Let’s go a little deeper and wonder why the Bible tells us Michal’s story. If all that mattered was the end of Saul’s royal line, the text could have told us much less about Michal. But instead it gives us enough to trace the contours of her life and the ache of her heart. I think that’s because the larger story that this part of the Bible is telling is about how people lose control of their own lives, suffer and struggle, because those with power, and those seeking power, don’t count the costs – or don’t care. About the way that ordinary people, and even not so ordinary people, get caught up – and ground up – in the machinations of the powerful and the ambitious.
So why do I tell Michal’s story? Why make space on a Sunday, every few years when it rolls around in the lectionary, for this ultimately rather sad story? There are a couple of reasons I think it’s important. For one thing, often people look at the awful stuff that happens in the Bible and they are put off, because they think that if it’s in the Bible, that means the Bible – and those whose faith is grounded in the Bible – think that awful stuff is OK.
But the voice of the text doesn’t think that stuff is OK. I think the Biblical text pities Michal, just as we do. That’s a really really important point for our engagement with the Bible in general and the Old Testament in particular: Yes, there is some terrible stuff in there: senseless violence and bitter injustice and cruel betrayal and so on. The thing is, the text KNOWS that stuff is terrible. The Bible has much more complexity and narrative sophistication than a lot of folks realize. Michal’s story is a good example.

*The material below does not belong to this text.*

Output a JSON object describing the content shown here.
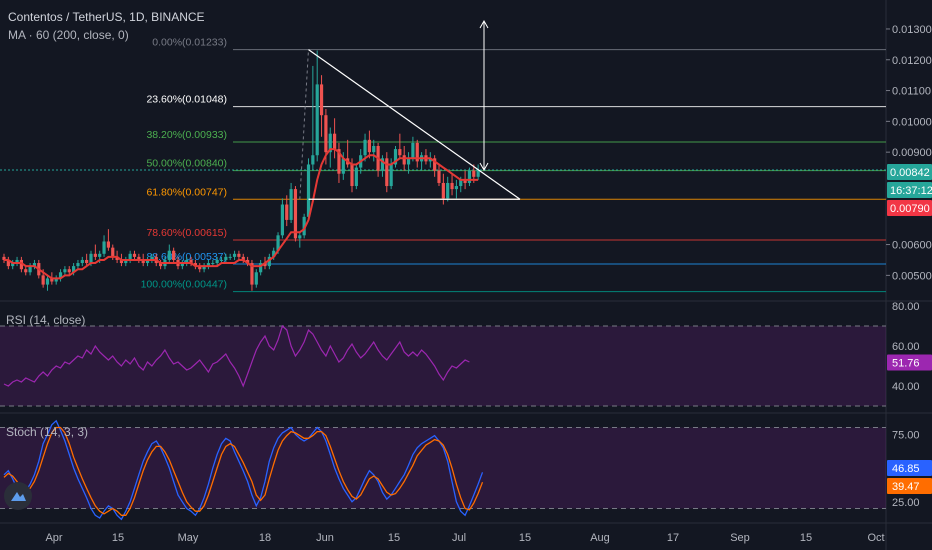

For another thing: Old Testament scholar Ellen Davis says that there are two kinds of Christians. One kind sees us as profoundly separated from the Old Testament. In this view, the Old Testament is interesting but also quite strange, and not really relevant to Christian faith or life. Lots of folks take that view, consciously or unconsciously – including many Episcopalians.
The other kind of Christians, says Davis, see the Old Testament as “an urgent and speaking presence”, a compendium of stories of human and divine relationships that have never lost their power and relevance. From this perspective: The reason Michal’s story is compelling is that it’s not so strange or unthinkable. The stories of women who get to make few of their own choices, controlled by the men around them – those stories still happen. The machinations of those seeking political power, and those victimized by their ambition – those stories still happen. The stories of relationships that start out sweet, then turn first sour, then bitter – those stories still happen.
The Bible tells the story of Michal, among so many others, to show us that kings aren’t the only people that matter – to history or to God. To call us to pay attention to those struggling in the brutal currents of human history, and to care what happens to their lives and their hearts. And that, beloveds, is deeply congruent with the life and witness of Jesus Christ – who taught us to seek God and serve God among those the world sees as unimportant.